Ela acordou sentindo o cheiro dela, mesmo tendo ciência de que a garota que acabara de aparecer em seus sonhos declarando-se apaixonada não estava ao seu lado, tampouco pronunciara tais palavras.

Desistira de entender o porquê da presença dela em todos os seus sonhos obscuros. Incomodava o fato de ela se fazer presente em todas as circunstâncias de sua vida medíocre. Quando começou a relatar tal história, prometeu a si mesma que seria a ultima vez que escreveria com a imagem dela rodopiando em sua memória.

Nos ultimos dias, parei para observa-la. O coração continuava obscuro. O olhar ainda era vago, mas algo em seu interior mudara. Fora possuída por uma frieza que acumulou durante os meses de recuperação e de medicação controlada. Fez-se livre, mesmo tendo sua alma aprisionada. Ela não se tornou feliz (a felicidade é uma grande mentira para ela), tampouco permaneceu triste. Apenas preferiu manter-se distante de si apenas para não ter de se encontrar.
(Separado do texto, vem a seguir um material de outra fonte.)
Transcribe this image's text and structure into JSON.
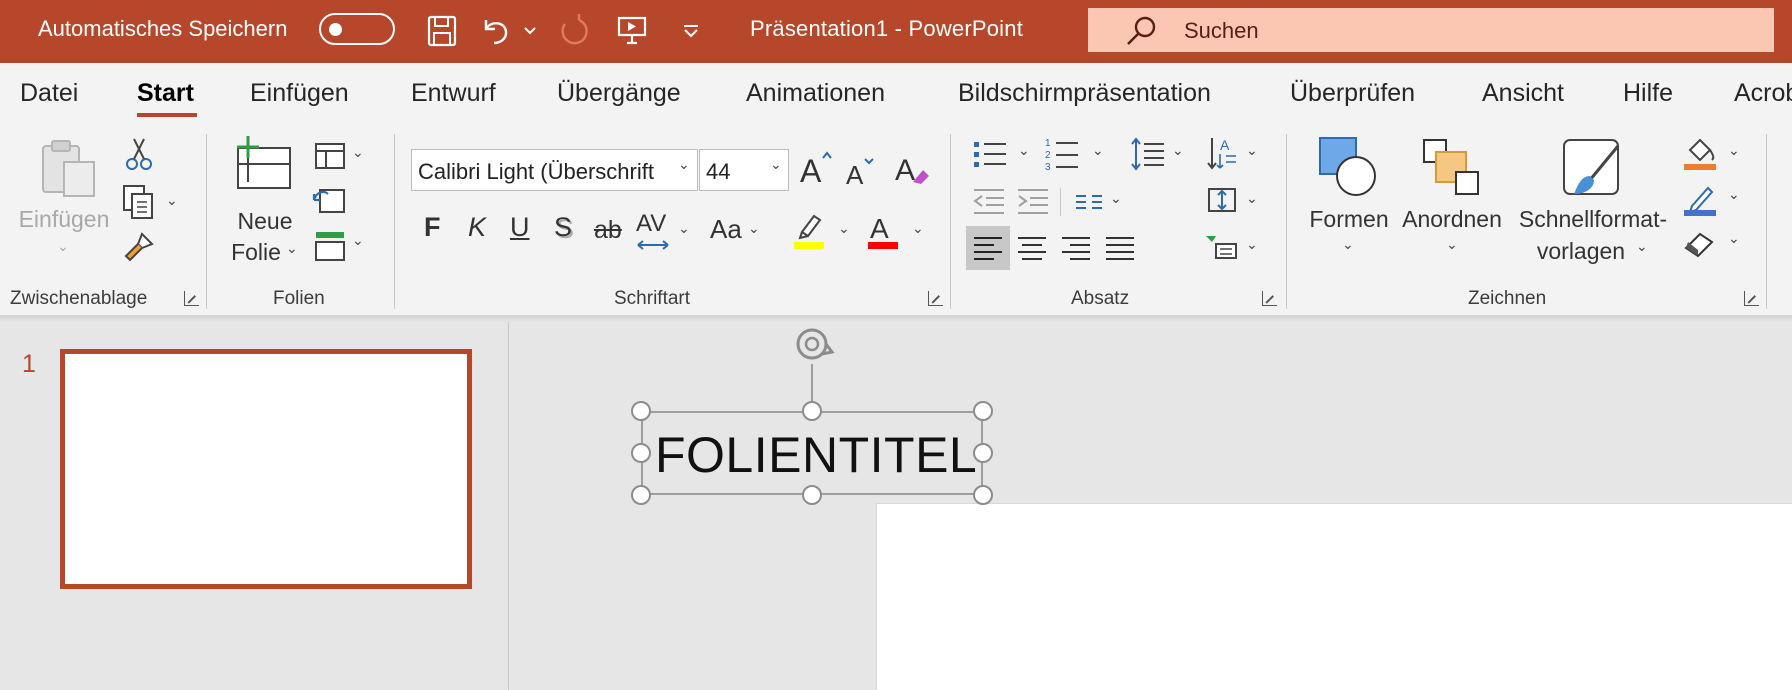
{
  "titlebar": {
    "autosave_label": "Automatisches Speichern",
    "autosave_state": "off",
    "doc_title": "Präsentation1  -  PowerPoint",
    "search_placeholder": "Suchen",
    "color": "#b7472a"
  },
  "tabs": [
    {
      "label": "Datei"
    },
    {
      "label": "Start",
      "active": true
    },
    {
      "label": "Einfügen"
    },
    {
      "label": "Entwurf"
    },
    {
      "label": "Übergänge"
    },
    {
      "label": "Animationen"
    },
    {
      "label": "Bildschirmpräsentation"
    },
    {
      "label": "Überprüfen"
    },
    {
      "label": "Ansicht"
    },
    {
      "label": "Hilfe"
    },
    {
      "label": "Acrob"
    }
  ],
  "ribbon": {
    "clipboard": {
      "group_label": "Zwischenablage",
      "paste_label": "Einfügen"
    },
    "slides": {
      "group_label": "Folien",
      "new_slide_line1": "Neue",
      "new_slide_line2": "Folie"
    },
    "font": {
      "group_label": "Schriftart",
      "font_name": "Calibri Light (Überschrift",
      "font_size": "44",
      "bold": "F",
      "italic": "K",
      "underline": "U",
      "shadow": "S",
      "strike": "ab",
      "spacing": "AV",
      "case": "Aa",
      "highlight_color": "#ffff00",
      "font_color": "#ff0000"
    },
    "paragraph": {
      "group_label": "Absatz"
    },
    "drawing": {
      "group_label": "Zeichnen",
      "shapes_label": "Formen",
      "arrange_label": "Anordnen",
      "quickstyles_line1": "Schnellformat-",
      "quickstyles_line2": "vorlagen"
    }
  },
  "slides_panel": {
    "slide_number": "1"
  },
  "slide": {
    "title_placeholder": "FOLIENTITEL"
  }
}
Sabe aquele cansaço que tanto relatei nos últimos meses? Foi ele que a motivou. Motivo-a a esquecer de procurar as respostas e apenas a viver. Aprendeu ela com as dores que até hoje não foi capaz de mandar embora porque sente que é aquilo que a mantém viva. Que amor incondicional é lindo, mas que não deve ser entregue a qualquer um. Que depois de todos os pesares, ninguém merece tal coisa de sua parte. Hoje, ela só ama a si e a sua família. O resto... é apenas resto.

Sobre a figura de seus sonhos, ela prefere não tecer mais comentários. Sente que, mesmo tendo as lembranças ainda aprisionadas em seu intimo e sabendo que nunca se livrará delas, elas as conserva. Talvez ainda precise das lembranças que a tornam fraca para se fazer mais forte.

sábado, 17 de dezembro de 2011

De: Bruna Para: Bruna



Querida Bruna,

Eu sei, é cansativo ter de contar as horas, os dias, os meses e se perguntar o porque de ainda estar viva. Mais cansativo ainda é perder minutos, segundos, milésimos de segundos questionando quem é você ou tentando encontrar quem você é. Durante muito tempo, as palavras foram a força vital que me levou a seguir em frente. Com elas, tentei traduzir o que se passava em meu intimo, mas disso eu cansei também.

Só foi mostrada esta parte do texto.